Now, a lot of that can be done on social media — as an excellent example of this kind of modern espionage, new reports are surfacing showing that Canadian law enforcement personnel have been monitoring a variety of groups with a false Facebook profile that was made to look like the profile of a student activist, with a whimsical avatar: a group of penguins.
Reports show the Canadian government targeted many different kinds of groups, some of them within social movements, and others around national identities or just celebrity appeal. The RCMP’s ersatz social media account got connected with pages for the Black Lives Matter Toronto group, the Ukrainian Canadian Congress, and various Jewish and Palestinian groups, as well as the Twitter account of WWF wrestler Mick Foley.

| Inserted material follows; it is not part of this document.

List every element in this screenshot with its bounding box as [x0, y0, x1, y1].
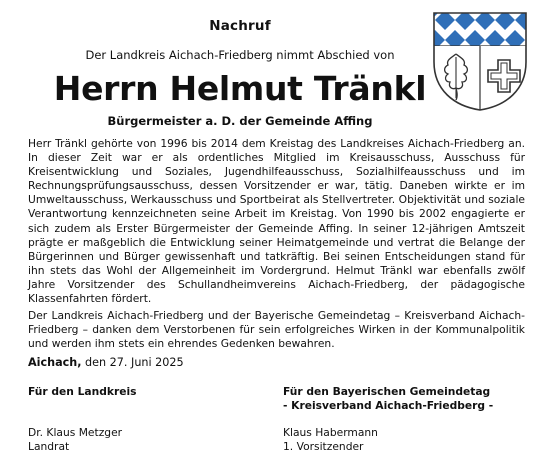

Although the Canadian government has said they weren’t using these accounts for surveillance, citizens are crying foul about the methods used to keep tabs on legitimate and legal grass-roots activities done online.
What Went Down?
Getting into the issue deeper shows that what Canadian law enforcement chose to do with its infiltration potential ended up being a little bit weird. In a lot of cases, users took advantage of the profile to ask questions about activist events, for example, whether there would be any food. Although this could be a way to get intelligence on an event, it seems like a pretty useless approach. In general, there wasn’t a lot of deep interaction with the RCMP profile — but the phenomenon is still making news, partly because it goes directly to the heart of how we expect our government to interact with us through modern technologies.
In general, the Canadian government hasn’t adopted as much of an aggressive practice of targeting activist groups and events as its neighbor across the southern border. American law enforcement activities have triggered any number of large settlements with activists in cities like New York, Washington, DC, and Seattle, where activists have been not only infiltrated and spied on, but gassed, beaten and hit with rubber bullets. But new reports of deceptive activities share that the Canadian government does in some way monitor what’s going on within its borders.
All of this makes Web anonymity and privacy a real concern. It leads us to ask the tough questions about how we’re able to use the Internet as individuals and as consumers. It moves us to ask whether government and business have too much control over how we use the media, or too much access to the details about our lives that should stay private. Whether it’s government infiltration, deceptive marketing practices or anything else, privacy advocates continue to demand accountability from governments and a kinder, gentler approach to policing the net.